Sometimes, even some of the best retirement plans that you have worked very hard at achieving are subject to certain unforeseen risks or loss. Anyone who has studied the 2008 financial stock market meltdown knows there is always a risk that retirement savings accumulated over the years can get wiped out. High inflation rates can eat away your hard earned savings faster than you planned. With rising life expectancy, people may outlive their investments and their accumulated money may not be enough to sustain the desired lifestyle due to personal situations and rising healthcare costs. What is inevitable is risk—decline in value of an investment during investing. As an investor, you need to take into consideration the different risks that one may face. Keeping this in mind,
making wise investment choices can help diminish risk in a way that helps you reap rewards.
The aim, of course, is to decide the right balance of solutions, given the risks that you may face after retirement. For some of you, reviewing and rebalancing your investment strategy may be important. For others, investing less in equities while investing more in safer instruments could be important and for the rest, investing only in safer instruments may be of utmost importance. Nonetheless, for those of you close to retirement or those who may have already entered that phase, it is important to understand the types of risks that lie ahead and how you may overcome it by protecting the retirement kitty and letting it continue to grow.
Let us look at the different types of risks that you may come across and what solutions you can take to make sure your retirement corpus outlives you.

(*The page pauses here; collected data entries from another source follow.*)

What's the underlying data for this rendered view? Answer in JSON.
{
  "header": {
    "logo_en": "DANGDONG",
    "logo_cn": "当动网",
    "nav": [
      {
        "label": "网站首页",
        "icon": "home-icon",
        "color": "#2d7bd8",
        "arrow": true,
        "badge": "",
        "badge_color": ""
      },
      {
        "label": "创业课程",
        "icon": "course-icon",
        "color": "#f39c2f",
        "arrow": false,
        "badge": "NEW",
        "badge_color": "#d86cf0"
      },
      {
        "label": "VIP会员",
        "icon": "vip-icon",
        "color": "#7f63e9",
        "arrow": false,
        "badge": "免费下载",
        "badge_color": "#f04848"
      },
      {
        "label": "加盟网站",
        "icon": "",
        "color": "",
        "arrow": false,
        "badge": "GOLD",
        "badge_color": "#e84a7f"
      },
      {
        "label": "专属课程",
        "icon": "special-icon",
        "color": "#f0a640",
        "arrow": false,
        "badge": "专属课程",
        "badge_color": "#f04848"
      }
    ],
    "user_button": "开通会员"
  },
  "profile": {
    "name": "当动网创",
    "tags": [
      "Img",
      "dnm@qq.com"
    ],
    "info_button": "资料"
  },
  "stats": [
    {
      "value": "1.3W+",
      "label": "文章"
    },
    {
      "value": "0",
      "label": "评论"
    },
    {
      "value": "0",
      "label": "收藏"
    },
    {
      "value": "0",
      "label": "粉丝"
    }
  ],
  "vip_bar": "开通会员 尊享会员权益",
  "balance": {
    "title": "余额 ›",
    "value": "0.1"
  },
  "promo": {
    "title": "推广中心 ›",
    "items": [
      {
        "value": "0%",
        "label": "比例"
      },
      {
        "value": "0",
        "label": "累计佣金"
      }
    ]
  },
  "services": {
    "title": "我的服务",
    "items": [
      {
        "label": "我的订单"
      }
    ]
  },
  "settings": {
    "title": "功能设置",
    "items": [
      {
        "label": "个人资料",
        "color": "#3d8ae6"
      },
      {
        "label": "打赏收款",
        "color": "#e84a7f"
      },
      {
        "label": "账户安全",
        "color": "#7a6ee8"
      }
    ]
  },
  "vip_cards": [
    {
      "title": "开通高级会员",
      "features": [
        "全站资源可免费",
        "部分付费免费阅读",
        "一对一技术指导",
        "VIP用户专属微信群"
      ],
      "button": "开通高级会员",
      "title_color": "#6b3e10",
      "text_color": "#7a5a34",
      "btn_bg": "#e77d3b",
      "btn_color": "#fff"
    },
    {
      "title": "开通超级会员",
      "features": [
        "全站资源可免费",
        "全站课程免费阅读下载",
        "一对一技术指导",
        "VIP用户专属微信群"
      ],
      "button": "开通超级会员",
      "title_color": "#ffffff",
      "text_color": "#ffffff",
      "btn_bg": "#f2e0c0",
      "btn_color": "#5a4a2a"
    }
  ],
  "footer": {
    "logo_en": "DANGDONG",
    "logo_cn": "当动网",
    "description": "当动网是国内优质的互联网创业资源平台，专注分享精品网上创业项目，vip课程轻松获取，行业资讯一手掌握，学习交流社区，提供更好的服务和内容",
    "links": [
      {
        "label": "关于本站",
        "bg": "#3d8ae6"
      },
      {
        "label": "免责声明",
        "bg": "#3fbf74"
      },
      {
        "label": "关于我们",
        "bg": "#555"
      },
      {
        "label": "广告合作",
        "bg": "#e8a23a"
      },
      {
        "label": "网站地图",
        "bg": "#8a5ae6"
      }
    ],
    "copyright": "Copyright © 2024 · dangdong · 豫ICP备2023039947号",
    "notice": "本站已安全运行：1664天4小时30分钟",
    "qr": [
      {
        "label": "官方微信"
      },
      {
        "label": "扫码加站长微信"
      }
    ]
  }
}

Inflation can have a big impact on retirees, especially those living on a fixed income. Even though various financial responsibilities such as taking care of children’s education reduce, other personal duties cannot be ignored. For example, if you have set aside Rs 3 lakh per annum for your retirement, you will still have the same amount of money, but its value will not be much due to inflation. The value of your retirement corpus will get depleted if inflation is not taken into consideration.
The interest rates of savings accounts are already touching the floor. With banks offering lower interest rates, it would be a complete dampener for those surviving on fixed-income investments. Senior citizens and retirees who depend on income from their investments are the ones who are impacted the most.
Unexpected health care costs
Due to advances in medical science, there is a general increase in the lifespan of individuals which leads to higher medical expenses that you may not foresee well before your retirement. The post-retirement phase could be as high as 30 to 40 years. Any financial plan should assume a long lifespan. Unexpected health care costs are a major concern. Long-term health issues such as an accident, illness, chronic disease, cognitive impairment can drain your savings when mental or physical capabilities deteriorate. Ignoring such issues and failing to plan adequately for post-retirement phase may not allow individuals to amass sufficient funds with which they can accomplish all their dreams and enjoy a peaceful retirement life.
Once retired, earnings stop. Many retirees want to follow their hobbies or travel to their dream destinations. It is important to let your regular income continue after retirement to fulfil those dreams but it is also equally important to not let that income erode due to inflation, interest rates or unexpected health costs.
If you wish to grow your money and you have some amount of risk appetite, you can look at equities. Remember, asset allocation always plays an important role in the kind of returns your investments generate. Allocate your assets wisely by keeping risk under control which will help grow your investments and take care of your post-retirement financial needs.